George Wythes of Bickley Hall bought the site enclosed by Crystal Palace Park Road, Lawrie Park Road and Westwood Hill. Wythes made his fortune building railways, so developing housing was a new venture. On the strength of his success at Lawrie Park, he went on to develop Bickley Park. It was surely no coincidence that Wythes was a good friend of Sir Joseph Paxton.
Wythes employed William Goodwin as his builder. The Goodwin family had built houses in London Road and the Jews Walk conservation area. They now turned their attention to Lawrie Park. By 1858 there was “a large manufacture of bricks on the upper part of the land”. Charleville Circus, the final development, was built over the brickworks in the mid-1880s.
William Goodwin built Cecil House, 191 Lawrie Park Gardens, for himself in 1860, and lived there until 1862. Interestingly, Luis Zorilla, an exiled Spanish anarchist and friend of both Camille Pissarro (who painted the best known image of Lawrie Park in 1871) and Paul Gauguin, was living here in 1885. According to Gauguin’s biographer, he travelled from France “to Cecil House in Lawrie Park where Ruiz Zorilla was now living”. So both Pissarro, in 1871, and Gauguin, in 1885, visited Lawrie Park.

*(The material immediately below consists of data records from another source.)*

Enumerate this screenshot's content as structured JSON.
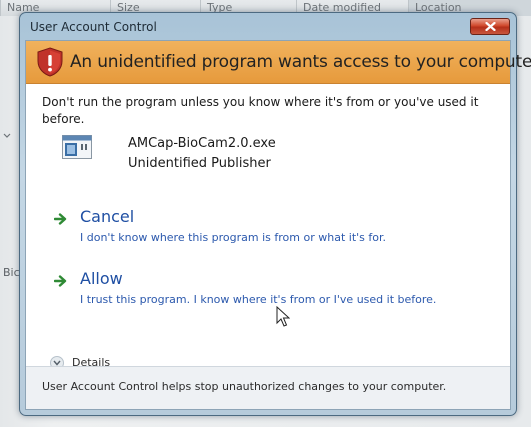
{
  "background_window": {
    "columns": [
      "Name",
      "Size",
      "Type",
      "Date modified",
      "Location"
    ],
    "side_label": "Bic"
  },
  "dialog": {
    "title": "User Account Control",
    "close_icon": "close-icon",
    "banner": {
      "icon": "shield-warning-icon",
      "text": "An unidentified program wants access to your computer"
    },
    "warning": "Don't run the program unless you know where it's from or you've used it before.",
    "program": {
      "icon": "program-icon",
      "name": "AMCap-BioCam2.0.exe",
      "publisher": "Unidentified Publisher"
    },
    "options": [
      {
        "label": "Cancel",
        "description": "I don't know where this program is from or what it's for."
      },
      {
        "label": "Allow",
        "description": "I trust this program. I know where it's from or I've used it before."
      }
    ],
    "details_label": "Details",
    "footer": "User Account Control helps stop unauthorized changes to your computer."
  },
  "colors": {
    "banner": "#e69a3c",
    "link": "#1f4fa3",
    "close_button": "#c9563d"
  }
}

Several distinguished architects have been associated with the estate. Charles Barry, the architect of Dulwich College, designed several buildings including, possibly, Holmbury Dene, 2 Lawrie Park Road. It is possible that Watson Fothergill designed Burnage Court, Lawrie Park Avenue, in 1888. Joseph Fogerty, who lived at Ashbourne, Lawrie Park Gardens, did some work for what is now Sydenham High School, including the extraordinary stable and coach-house. His daughter, Elsie, went on to found the Central School of Speech and Drama.

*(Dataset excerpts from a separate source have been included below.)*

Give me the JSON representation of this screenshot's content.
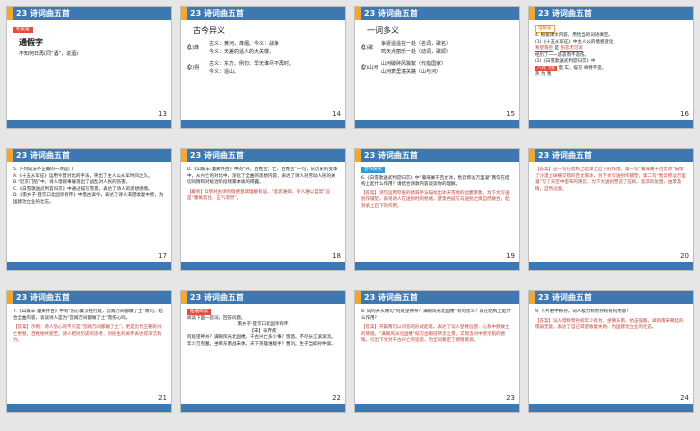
{
  "colors": {
    "header": "#3d78b2",
    "accent": "#f2a82a",
    "highlight": "#e84c3d",
    "answer": "#c0392b",
    "background": "#e6e6e6"
  },
  "slides": [
    {
      "num": "13",
      "title": "23 诗词曲五首",
      "tag": "积累篇",
      "heading": "通假字",
      "lines": [
        "不知何日再(同“酒”，进酒)"
      ]
    },
    {
      "num": "14",
      "title": "23 诗词曲五首",
      "heading": "古今异义",
      "groups": [
        {
          "k": "(1)烽",
          "a": "古义：黄河，烽烟。今义：战争",
          "b": "今义：天差的遥人的大关楼。"
        },
        {
          "k": "(2)拐",
          "a": "古义：东方。例句：早无谁尽不再时。",
          "b": "今义：遥山。"
        }
      ]
    },
    {
      "num": "15",
      "title": "23 诗词曲五首",
      "heading": "一词多义",
      "groups": [
        {
          "k": "(1)歌",
          "a": "争逐遥遥在一处（名词，歌名）",
          "b": "鸣天点丽乐一处（动词，歌颂）"
        },
        {
          "k": "(2)山河",
          "a": "山河破碎风飘絮（代指国家）",
          "b": "山河表里潼关路（山与河）"
        }
      ]
    },
    {
      "num": "16",
      "title": "23 诗词曲五首",
      "tag": "理解篇",
      "lines": [
        "4. 根据课文内容，用恰当的词语填空。",
        "(1)《十五从军征》中主人公的情感变化",
        "是",
        "经历了一一悲哀而不悲伤。",
        "(2)《白雪歌送武判官归京》中",
        "借",
        "实，描写",
        "奇特不变。",
        "热",
        "为",
        "我"
      ],
      "fill1": "希望落空",
      "fill2": "伤悲无可诉",
      "fill3": "八月飞雪"
    },
    {
      "num": "17",
      "title": "23 诗词曲五首",
      "lines": [
        "5. 下列说法不正确的一项是(   )",
        "A.《十五从军征》运用今昔对比的手法，突出了主人公从军时间之久。",
        "B.“近京门陌”中，诗人借叙事展现出了战乱对人民的伤害。",
        "C.《白雪歌送武判官归京》中通过描写雪景，表达了诗人的思想感情。",
        "D.《南乡子·登京口北固亭有怀》中借古讽今，表达了诗人渴望收复中原，为国建功立业的壮志。"
      ]
    },
    {
      "num": "18",
      "title": "23 诗词曲五首",
      "lines": [
        "D.《山坡羊·潼关怀古》中的“兴，百姓苦；亡，百姓苦”一句，从历史的变革中，从兴亡的对比中，深化了全曲的思想内容，表达了诗人对劳动人民的关切同情和对统治阶段残暴本质的揭露。",
        "【解析】D项对古诗的情感基调理解有误。“悲哀难抑，令人难以自禁”应是“慷慨悲壮、正气凛然”。"
      ],
      "answer": "【解析】D项对古诗的情感基调理解有误，“悲哀难抑，令人难以自禁”应是“慷慨悲壮、正气凛然”。"
    },
    {
      "num": "19",
      "title": "23 诗词曲五首",
      "tag": "合作探究",
      "lines": [
        "6.《白雪歌送武判官归京》中“瀚海阑干百丈冰，愁云惨淡万里凝”两句在结构上起什么作用？请结合诗歌内容谈谈你的理解。"
      ],
      "answer": "【答案】诗句运用夸张的修辞手法描绘出冰天雪地的边塞景象，为下文写送别作铺垫，表现诗人在送别时的愁绪，使景色描写与送别之情自然融合，起到承上启下的作用。"
    },
    {
      "num": "20",
      "title": "23 诗词曲五首",
      "answer": "【答案】这一句在结构上起承上启下的作用。第一句“瀚海阑干百丈冰”描绘了沙漠上纵横交错的百丈厚冰，为下文写送别作铺垫；第二句“愁云惨淡万里凝”写了天空中密布的阴云，为下文送别营造了压抑、悲凉的氛围，由景及情，自然过渡。"
    },
    {
      "num": "21",
      "title": "23 诗词曲五首",
      "lines": [
        "7.《山坡羊·潼关怀古》中有“伤心秦汉经行处，宫阙万间都做了土”两句，结合全曲内容，谈谈诗人是为“宫阙万间都做了土”而伤心吗。"
      ],
      "answer": "【答案】示例：诗人伤心的不只是“宫阙万间都做了土”，更是历代王朝的兴亡更替，百姓始终受苦。诗人把对历史的思考，对民生的关怀表达得深沉有力。"
    },
    {
      "num": "22",
      "title": "23 诗词曲五首",
      "tag": "拓展阅读",
      "lines": [
        "阅读下面一首词，回答问题。",
        "南乡子·登京口北固亭有怀",
        "【宋】辛弃疾",
        "何处望神州？满眼风光北固楼。千古兴亡多少事？悠悠。不尽长江滚滚流。",
        "年少万兜鍪，坐断东南战未休。天下英雄谁敌手？曹刘。生子当如孙仲谋。"
      ]
    },
    {
      "num": "23",
      "title": "23 诗词曲五首",
      "lines": [
        "8. 词的开头两句“何处望神州？满眼风光北固楼”有何含义？其在结构上起什么作用？"
      ],
      "answer": "【答案】开篇两句以问答的形式起笔，表达了词人登楼远望、心系中原故土的情感。“满眼风光北固楼”既写出眼前所见之景，又暗含对中原沦陷的感慨，引出下文对千古兴亡的追思，为全词奠定了感情基调。"
    },
    {
      "num": "24",
      "title": "23 诗词曲五首",
      "lines": [
        "9. 下片君中称孙，词人极力称赞孙权有何用意？"
      ],
      "answer": "【答案】词人借称赞孙权年少有为、坐镇东南、抗击强敌，讽刺南宋朝廷的懦弱无能，表达了自己渴望收复失地、为国建功立业的壮志。"
    }
  ]
}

Other architects who lived on the Lawrie Park estate, and may have designed some of its buildings, included Henry Currey (St Bart’s lychgate and St Thomas’ Hospital, Westminster Bridge Road), Edwin Nash (interior of St Bart’s and St Michaels School, Lower Sydenham), John Norton (houses in Crystal Palace Park Road and Tyntesfield, Somerset) and James Tolley (ACTS Credit Union building in Kirkdale). Even Forest Hill’s best known builder, Ted Christmas, had an influence. He converted Bolney Court, 3 Lawrie Park Road, to flats where he spent the last few years of his life, dying there in 1935.
Although so few of the original buildings survive, the wide roads, grass verges, mature trees and views have helped Lawrie Park retain much of the quality and character envisaged by its creators and captured so vividly by Camille Pissarro.